Question

Find the sum: $\frac{1}{2}+\frac{1}{4}+.............+\frac{1}{2^{10}}$

Answer 1

It is given that the first term of G.P is $a_1=\frac{1}{2}$ and the second term is $a_2=\frac{1}{4}$, therefore,

$r=\frac{\frac{1}{4}}{\frac{1}{2}}=\frac{1}{4}\times 2=\frac{1}{2}$

We know that the formula for the $n$th term of an G.P is $T_n=a{r}^{n-1}$, where $a$ is the first term, $r$ is the common ratio.

It is given that the first term of G.P is $a=\frac{1}{2}$, the $n$th term is $T_n=\frac{1}{2^{10}}$ and the common ratio is $r=\frac{1}{2}$, therefore,

$T_n=a{r}^{n-1}\Rightarrow \frac{1}{2^{10}}=\left(\frac{1}{2}\right)\times {\left(\frac{1}{2}\right)}^{n-1}\Rightarrow \frac{1}{2^{10}}={\left(\frac{1}{2}\right)}^{n-1+1}\Rightarrow \frac{1}{2^{10}}={\left(\frac{1}{2}\right)}^n\Rightarrow \frac{1}{2^{10}}=\frac{1}{2^n}\Rightarrow n=10$

Now, the formula for sum of $n$ terms of G.P is $S_n=\frac{a(1-r^n)}{1-r}$, where $a$ is the first term, $r$ is the common ratio.

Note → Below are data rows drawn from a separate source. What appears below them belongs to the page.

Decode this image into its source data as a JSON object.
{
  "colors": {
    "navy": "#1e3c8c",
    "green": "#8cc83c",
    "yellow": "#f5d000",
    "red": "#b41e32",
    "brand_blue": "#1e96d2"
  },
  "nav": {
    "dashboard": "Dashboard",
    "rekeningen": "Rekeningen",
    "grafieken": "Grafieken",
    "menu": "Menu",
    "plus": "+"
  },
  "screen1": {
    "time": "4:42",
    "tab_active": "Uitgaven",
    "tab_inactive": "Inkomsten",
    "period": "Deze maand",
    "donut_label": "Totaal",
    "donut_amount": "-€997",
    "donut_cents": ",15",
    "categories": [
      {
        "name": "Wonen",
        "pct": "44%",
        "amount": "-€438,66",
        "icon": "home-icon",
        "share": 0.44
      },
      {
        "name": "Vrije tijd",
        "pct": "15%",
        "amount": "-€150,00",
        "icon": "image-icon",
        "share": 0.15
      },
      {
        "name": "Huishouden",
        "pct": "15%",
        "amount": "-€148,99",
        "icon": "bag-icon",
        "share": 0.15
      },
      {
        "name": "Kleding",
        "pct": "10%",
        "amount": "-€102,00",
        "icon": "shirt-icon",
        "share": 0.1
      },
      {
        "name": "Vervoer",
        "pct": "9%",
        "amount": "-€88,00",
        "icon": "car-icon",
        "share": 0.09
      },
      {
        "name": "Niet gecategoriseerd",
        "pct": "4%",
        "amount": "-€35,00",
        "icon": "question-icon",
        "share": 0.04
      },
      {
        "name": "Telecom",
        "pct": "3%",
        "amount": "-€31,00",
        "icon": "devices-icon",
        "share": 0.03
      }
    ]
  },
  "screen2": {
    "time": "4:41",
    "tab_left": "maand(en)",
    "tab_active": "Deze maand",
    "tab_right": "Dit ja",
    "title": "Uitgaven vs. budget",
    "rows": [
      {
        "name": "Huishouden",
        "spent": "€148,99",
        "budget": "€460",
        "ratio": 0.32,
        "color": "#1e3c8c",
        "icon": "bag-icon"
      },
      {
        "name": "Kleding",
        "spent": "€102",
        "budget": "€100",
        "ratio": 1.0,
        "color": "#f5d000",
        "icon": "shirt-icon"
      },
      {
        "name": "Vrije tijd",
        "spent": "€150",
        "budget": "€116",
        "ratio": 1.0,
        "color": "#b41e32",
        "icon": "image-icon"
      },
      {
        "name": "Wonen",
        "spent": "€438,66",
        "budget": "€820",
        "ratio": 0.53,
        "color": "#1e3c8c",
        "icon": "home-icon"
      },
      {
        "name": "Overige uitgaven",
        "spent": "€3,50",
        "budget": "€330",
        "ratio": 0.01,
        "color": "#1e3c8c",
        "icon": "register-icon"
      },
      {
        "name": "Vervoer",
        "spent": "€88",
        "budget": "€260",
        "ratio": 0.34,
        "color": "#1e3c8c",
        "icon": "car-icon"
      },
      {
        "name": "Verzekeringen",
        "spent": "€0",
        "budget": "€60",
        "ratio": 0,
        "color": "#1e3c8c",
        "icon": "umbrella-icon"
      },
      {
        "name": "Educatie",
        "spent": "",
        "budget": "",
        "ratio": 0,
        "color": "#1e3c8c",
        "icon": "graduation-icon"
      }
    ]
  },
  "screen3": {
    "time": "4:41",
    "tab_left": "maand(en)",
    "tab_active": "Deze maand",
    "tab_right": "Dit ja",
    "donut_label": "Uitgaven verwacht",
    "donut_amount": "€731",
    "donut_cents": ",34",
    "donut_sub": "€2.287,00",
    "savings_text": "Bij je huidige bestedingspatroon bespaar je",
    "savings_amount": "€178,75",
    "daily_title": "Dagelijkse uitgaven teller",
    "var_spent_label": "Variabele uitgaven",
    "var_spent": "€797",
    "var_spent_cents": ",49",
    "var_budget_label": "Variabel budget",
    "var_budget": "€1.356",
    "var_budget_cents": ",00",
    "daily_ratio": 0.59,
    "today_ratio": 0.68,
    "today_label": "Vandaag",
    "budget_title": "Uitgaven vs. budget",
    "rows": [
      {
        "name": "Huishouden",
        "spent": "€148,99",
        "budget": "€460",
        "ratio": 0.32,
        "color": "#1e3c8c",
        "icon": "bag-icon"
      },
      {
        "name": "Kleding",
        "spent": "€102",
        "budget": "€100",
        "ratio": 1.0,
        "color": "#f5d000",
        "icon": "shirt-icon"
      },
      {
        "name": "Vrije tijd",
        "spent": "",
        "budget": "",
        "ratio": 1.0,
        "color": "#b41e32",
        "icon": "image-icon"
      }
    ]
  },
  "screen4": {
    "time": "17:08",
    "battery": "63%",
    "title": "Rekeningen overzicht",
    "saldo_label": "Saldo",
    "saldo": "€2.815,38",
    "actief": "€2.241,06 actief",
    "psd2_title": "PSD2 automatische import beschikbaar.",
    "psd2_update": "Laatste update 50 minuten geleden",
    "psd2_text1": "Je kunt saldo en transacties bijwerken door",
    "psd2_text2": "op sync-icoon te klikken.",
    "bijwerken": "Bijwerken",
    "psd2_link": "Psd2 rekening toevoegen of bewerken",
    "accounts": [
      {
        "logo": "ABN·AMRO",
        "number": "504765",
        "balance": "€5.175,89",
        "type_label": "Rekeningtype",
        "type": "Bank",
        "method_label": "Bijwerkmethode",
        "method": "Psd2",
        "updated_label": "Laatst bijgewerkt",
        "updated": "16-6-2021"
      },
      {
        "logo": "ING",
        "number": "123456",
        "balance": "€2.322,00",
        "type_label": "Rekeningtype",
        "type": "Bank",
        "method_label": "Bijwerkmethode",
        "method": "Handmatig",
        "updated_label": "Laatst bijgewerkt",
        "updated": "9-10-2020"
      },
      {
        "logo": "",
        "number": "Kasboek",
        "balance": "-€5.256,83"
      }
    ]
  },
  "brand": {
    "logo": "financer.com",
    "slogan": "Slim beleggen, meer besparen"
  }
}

In the given geometric series, the first term is $a=\frac{1}{2}$, the common ratio is $r=\frac{1}{2}$ and the number of terms are $n=10$, therefore,

$S_{10}=\frac{\left(\frac{1}{2}\right)(1-{\left(\frac{1}{2}\right)}^{10})}{1-\frac{1}{2}}=\frac{\left(\frac{1}{2}\right)(1-\frac{1}{2^{10}})}{\frac{1}{2}}=1-\frac{1}{2^{10}}=\frac{2^{10}-1}{2^{10}}=\frac{1024-1}{1024}=\frac{1023}{1024}$

Hence, the sum is $\frac{1023}{1024}$.